As artists continue to search for alternative income after a near-complete shutdown of the entertainment industry, Atlanta trio Migos claim that they have already lost out on a fortune due to “glaring conflicts of interest” between themselves and their attorney Damien Granderson. Variety reports that the group has filed a complaint against Granderson, saying he “abused his position of trust as Migos’ fiduciary from the moment he was retained as Migos’ lawyer” and “cheated [the group] out of millions of dollars.” The suit accused the attorney of professional malpractice and unjust enrichment.
The conflict of interest claim stems from the fact that Granderson also represents their current label, Quality Control Music, and favored the label in contract negotiations. Granderson also helped the group negotiate it’s now-defunct deal with 300 Entertainment, as well as the split with 300 that found them contracted to Capitol Records in 2017. They assert that the exit deal cost the group “millions of dollars” to arrange but that Granderson hid the terms of QC Music’s exclusive deal with Capitol that “would allow Capitol to distribute all albums that QCM produced and that QCM was actually profitting far more handsomely than was apparent from the face of the documents that Granderson personally presenteed to Migos for immediate execution.”

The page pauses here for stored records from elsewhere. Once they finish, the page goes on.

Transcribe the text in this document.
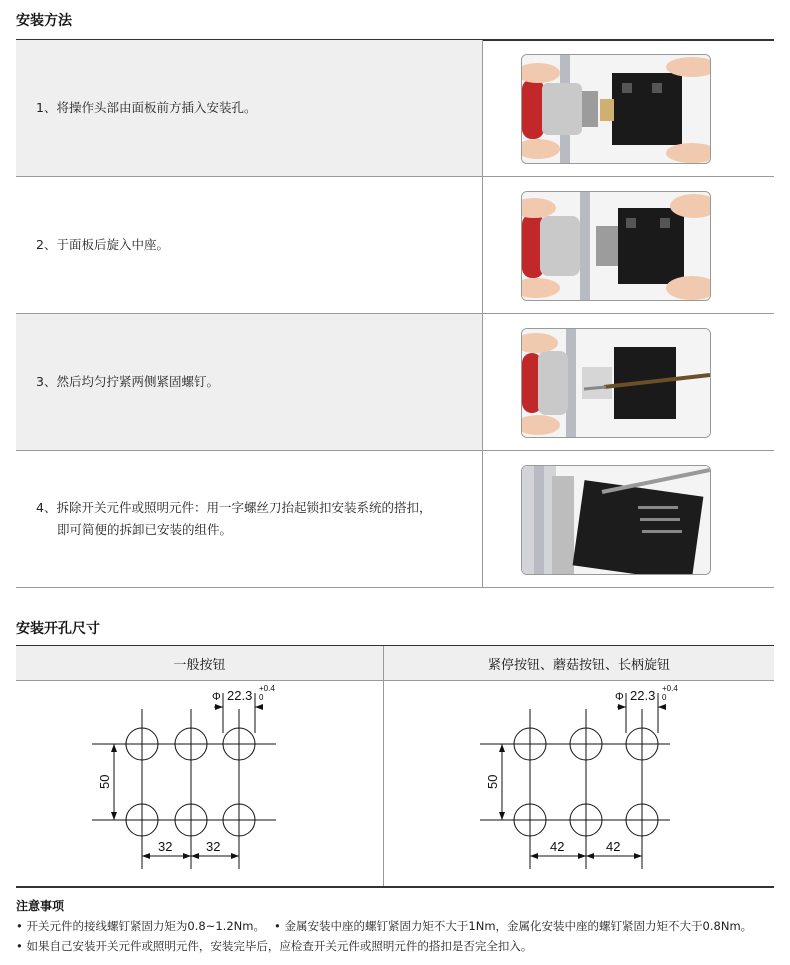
安装方法
1、将操作头部由面板前方插入安装孔。
2、于面板后旋入中座。
3、然后均匀拧紧两侧紧固螺钉。
4、拆除开关元件或照明元件：用一字螺丝刀抬起锁扣安装系统的搭扣，
即可简便的拆卸已安装的组件。
安装开孔尺寸
一般按钮	紧停按钮、蘑菇按钮、长柄旋钮
Φ 22.3 +0.4
0
50
32	32
Φ 22.3 +0.4
0
50
42	42
注意事项
• 开关元件的接线螺钉紧固力矩为0.8~1.2Nm。 • 金属安装中座的螺钉紧固力矩不大于1Nm，金属化安装中座的螺钉紧固力矩不大于0.8Nm。
• 如果自己安装开关元件或照明元件，安装完毕后，应检查开关元件或照明元件的搭扣是否完全扣入。
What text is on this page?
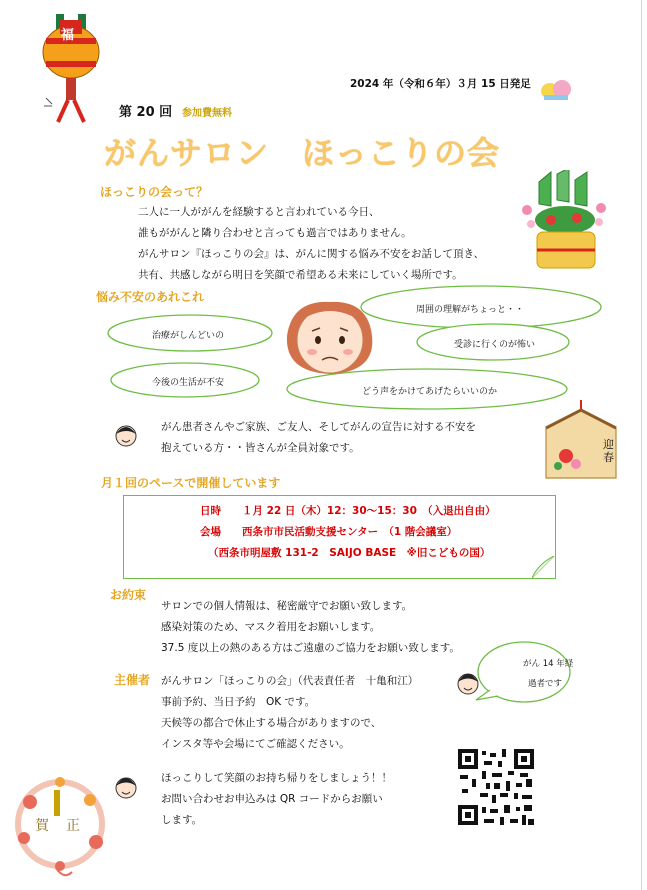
福
2024 年（令和６年）３月 15 日発足
第 20 回 参加費無料
がんサロン　ほっこりの会
ほっこりの会って？
二人に一人ががんを経験すると言われている今日、
誰もががんと隣り合わせと言っても過言ではありません。
がんサロン『ほっこりの会』は、がんに関する悩み不安をお話して頂き、
共有、共感しながら明日を笑顔で希望ある未来にしていく場所です。
悩み不安のあれこれ
治療がしんどいの
今後の生活が不安
周囲の理解がちょっと・・
受診に行くのが怖い
どう声をかけてあげたらいいのか
迎春
がん患者さんやご家族、ご友人、そしてがんの宣告に対する不安を
抱えている方・・皆さんが全員対象です。
月１回のペースで開催しています
日時　　１月 22 日（木）12：30～15：30　（入退出自由）
会場　　西条市市民活動支援センター　（1 階会議室）
（西条市明屋敷 131-2　SAIJO BASE　※旧こどもの国）
お約束
サロンでの個人情報は、秘密厳守でお願い致します。
感染対策のため、マスク着用をお願いします。
37.5 度以上の熱のある方はご遠慮のご協力をお願い致します。
主催者 がんサロン「ほっこりの会」（代表責任者　十亀和江）
事前予約、当日予約　OK です。
天候等の都合で休止する場合がありますので、
インスタ等や会場にてご確認ください。
がん 14 年経
過者です
ほっこりして笑顔のお持ち帰りをしましょう！！
お問い合わせお申込みは QR コードからお願い
します。
賀 正
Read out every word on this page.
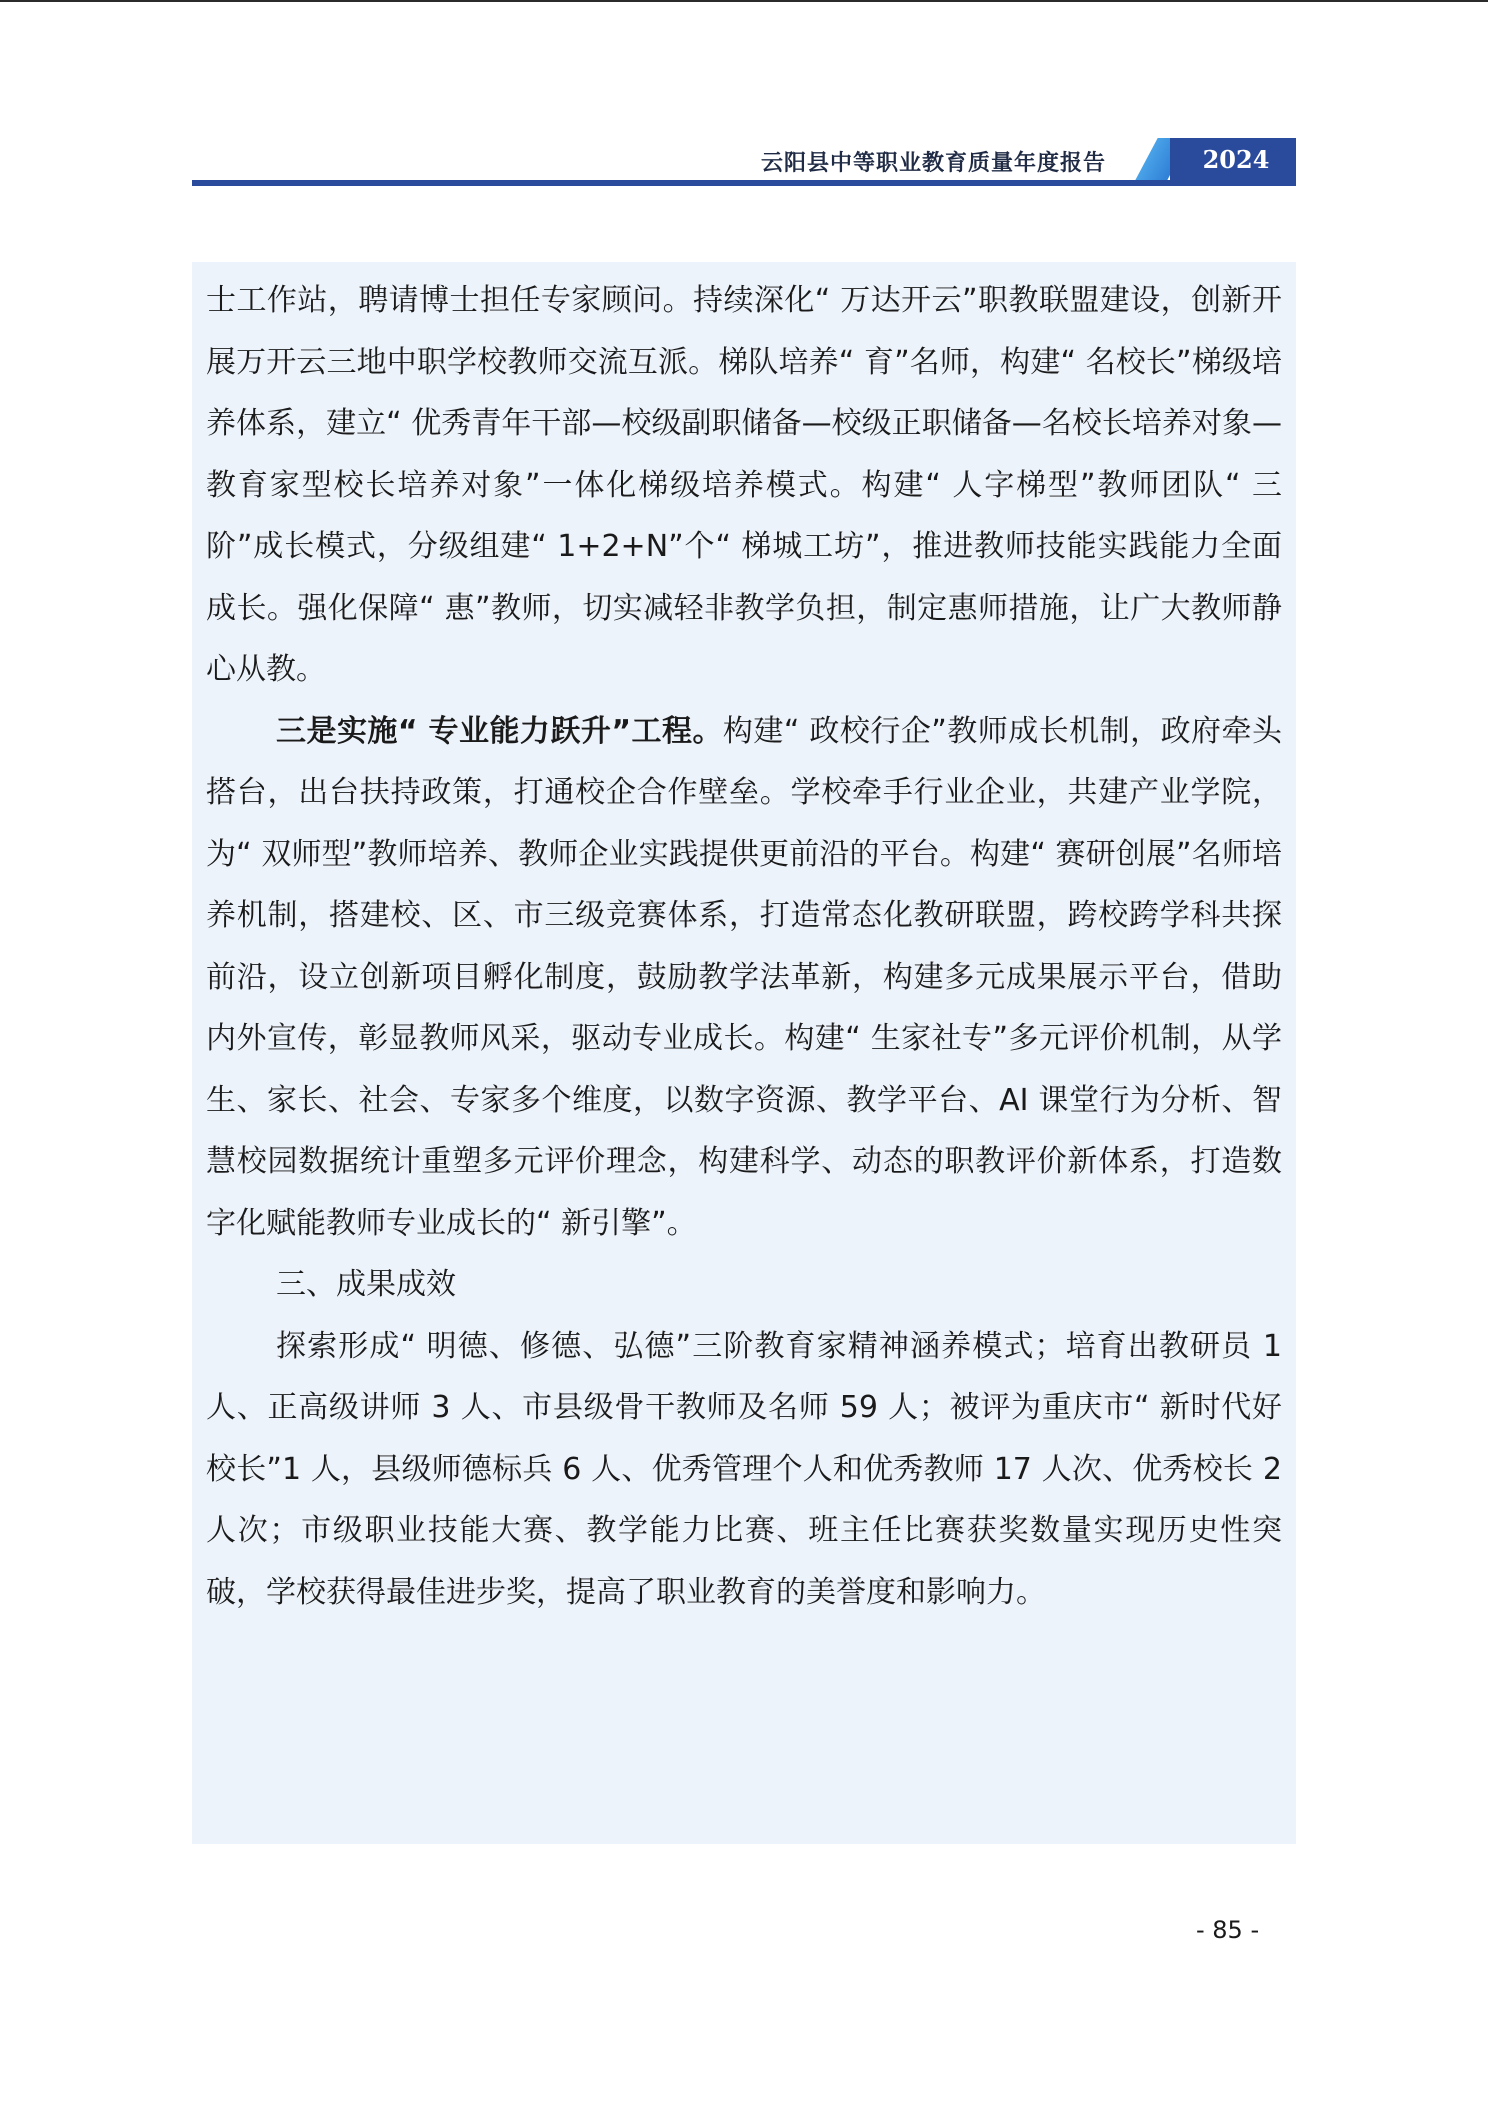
云阳县中等职业教育质量年度报告	2024

士工作站，聘请博士担任专家顾问。持续深化“ 万达开云”职教联盟建设，创新开展万开云三地中职学校教师交流互派。梯队培养“ 育”名师，构建“ 名校长”梯级培养体系，建立“ 优秀青年干部—校级副职储备—校级正职储备—名校长培养对象—教育家型校长培养对象”一体化梯级培养模式。构建“ 人字梯型”教师团队“ 三阶”成长模式，分级组建“ 1+2+N”个“ 梯城工坊”，推进教师技能实践能力全面成长。强化保障“ 惠”教师，切实减轻非教学负担，制定惠师措施，让广大教师静心从教。

三是实施“ 专业能力跃升”工程。构建“ 政校行企”教师成长机制，政府牵头搭台，出台扶持政策，打通校企合作壁垒。学校牵手行业企业，共建产业学院，为“ 双师型”教师培养、教师企业实践提供更前沿的平台。构建“ 赛研创展”名师培养机制，搭建校、区、市三级竞赛体系，打造常态化教研联盟，跨校跨学科共探前沿，设立创新项目孵化制度，鼓励教学法革新，构建多元成果展示平台，借助内外宣传，彰显教师风采，驱动专业成长。构建“ 生家社专”多元评价机制，从学生、家长、社会、专家多个维度，以数字资源、教学平台、AI 课堂行为分析、智慧校园数据统计重塑多元评价理念，构建科学、动态的职教评价新体系，打造数字化赋能教师专业成长的“ 新引擎”。

三、成果成效

探索形成“ 明德、修德、弘德”三阶教育家精神涵养模式；培育出教研员 1 人、正高级讲师 3 人、市县级骨干教师及名师 59 人；被评为重庆市“ 新时代好校长”1 人，县级师德标兵 6 人、优秀管理个人和优秀教师 17 人次、优秀校长 2 人次；市级职业技能大赛、教学能力比赛、班主任比赛获奖数量实现历史性突破，学校获得最佳进步奖，提高了职业教育的美誉度和影响力。

- 85 -
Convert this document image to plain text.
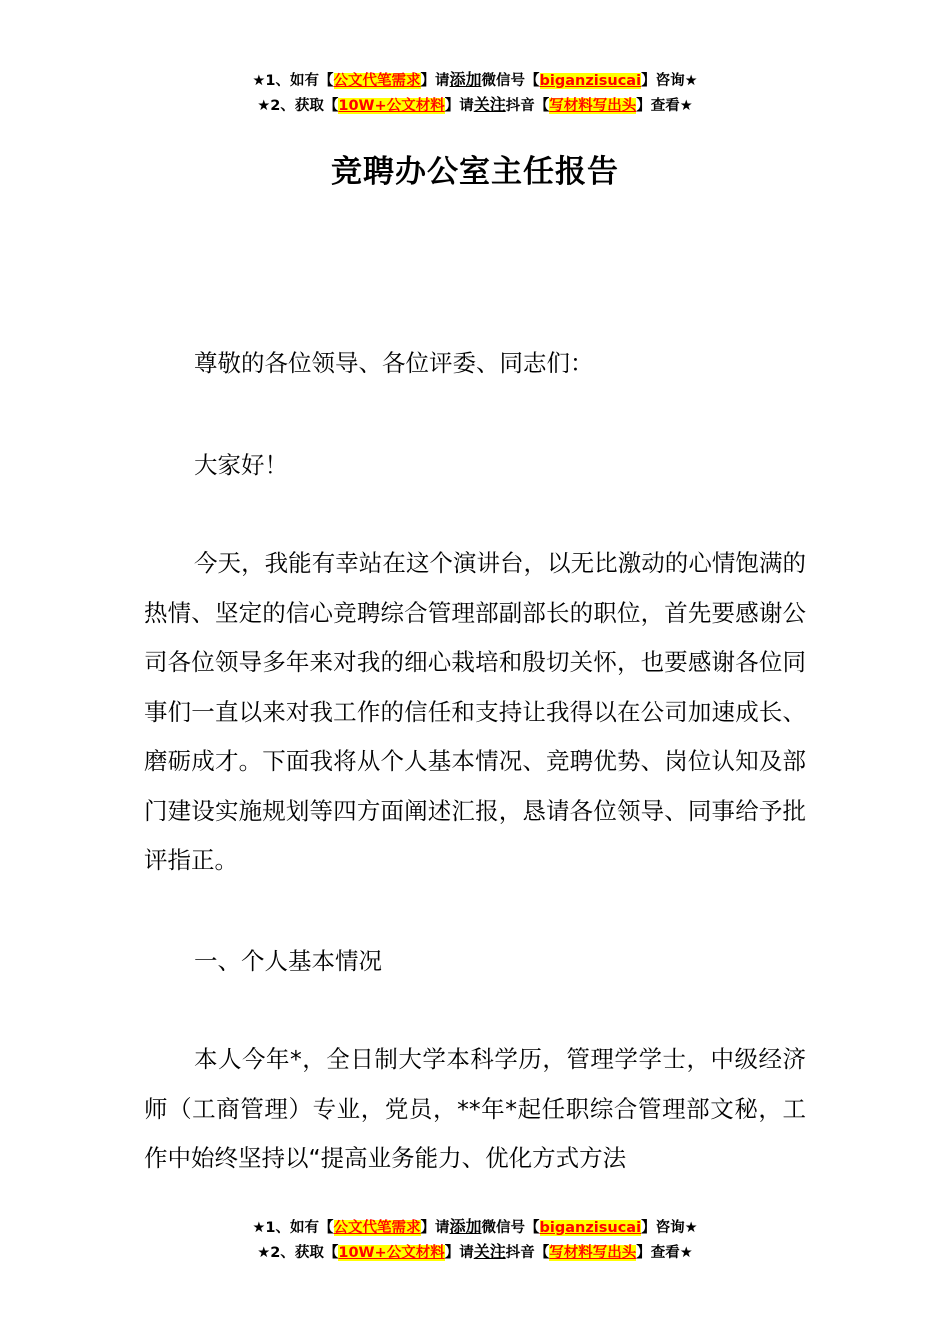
★1、如有【公文代笔需求】请添加微信号【biganzisucai】咨询★
★2、获取【10W+公文材料】请关注抖音【写材料写出头】查看★
竞聘办公室主任报告

尊敬的各位领导、各位评委、同志们：

大家好！

今天，我能有幸站在这个演讲台，以无比激动的心情饱满的热情、坚定的信心竞聘综合管理部副部长的职位，首先要感谢公司各位领导多年来对我的细心栽培和殷切关怀，也要感谢各位同事们一直以来对我工作的信任和支持让我得以在公司加速成长、磨砺成才。下面我将从个人基本情况、竞聘优势、岗位认知及部门建设实施规划等四方面阐述汇报，恳请各位领导、同事给予批评指正。

一、个人基本情况

本人今年*，全日制大学本科学历，管理学学士，中级经济师（工商管理）专业，党员，**年*起任职综合管理部文秘，工作中始终坚持以“提高业务能力、优化方式方法

★1、如有【公文代笔需求】请添加微信号【biganzisucai】咨询★
★2、获取【10W+公文材料】请关注抖音【写材料写出头】查看★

The new suit was filed by attorney Bryan Freedman, who noted that a 2018 amendment to the group’s deal with Capitol “triggered an extension of the exclusive recording agreement between QCM and Migos, which Granderson knew to contain terms that were unconscionable for Migos.” The suit also alleges Granderson took “more compensation that is customary for other laywers in the field,” while requiring little of Quality Control despite “far-above-industry-norm compensation.”
Migos haven’t specified an exact dollar amount in their complaint, but seeks recompense for the above-noted “millions of dollars” of lost income.